Homenaje a una magnética criatura

Lou Reed la inmortalizó en Walk On The Wild Side, aunque algunos años atrás ya se había inspirado en ella, en Candy Darling, para la canción Candy Says, incluída en el tercer álbum de Velvet Underground. Candy Darling fue una de las criaturas más magnéticas de la Factory de Warhol. Junto a Holly Woodlawn y Jackie Curtis compuso la petardísima trinidad del underground neoyorquino de finales de los 60 y principios de los 70. Se dio a conocer en Flesh, en un divertidísimo diálogo sobre estrellas de cine junto a Jackie Curtis, pero nunca consiguió abandonar completamente su estatus de actriz underground, a pesar de la atención que recibió gracias a sus trabajos con Warhol y a su belleza. Candy idolatraba a Kim Novak y aspiraba a convertirse en actriz de Hollywood. Su prematura muerte le impidió conseguirlo. La leucemia pudo con ella y se la llevó en 1974. Hace algunos años su imagen en su lecho de muerte se apoderó de la portada del I Am A Bird Now, de Anthony & The Johnsons.

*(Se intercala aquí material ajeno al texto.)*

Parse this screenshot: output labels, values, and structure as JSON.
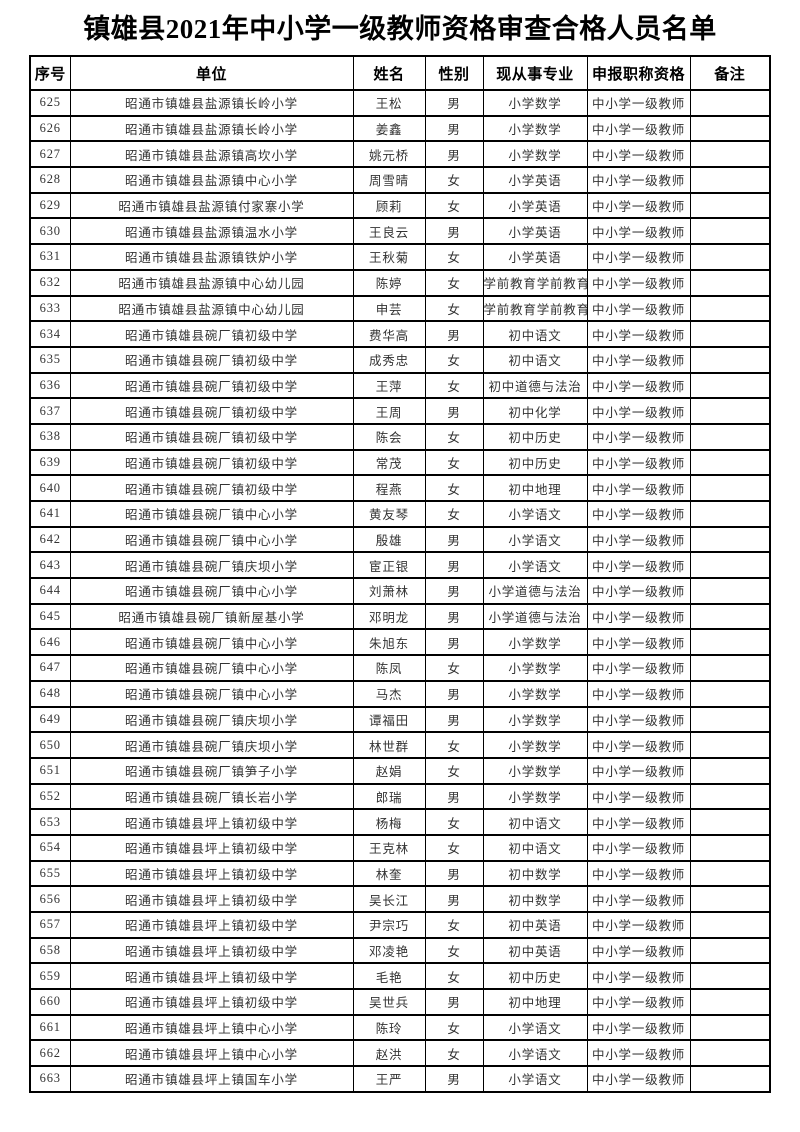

Ahora se estrena en la Berlinale Beautiful Darling (http://www.beautifuldarling.com/trailerbeautiful.html) un documental sobre su vida dirigido por James Rasin. John Waters, Gerard Malanga, Fran Lebowitz, Bob Colacello y otros muchos personajes que estuvieron cerca de ella ayudan a construir el fresco de una vida que acabó demasiado pronto y que, aunque no llegó al estrellato deseado, se convirtió en leyenda.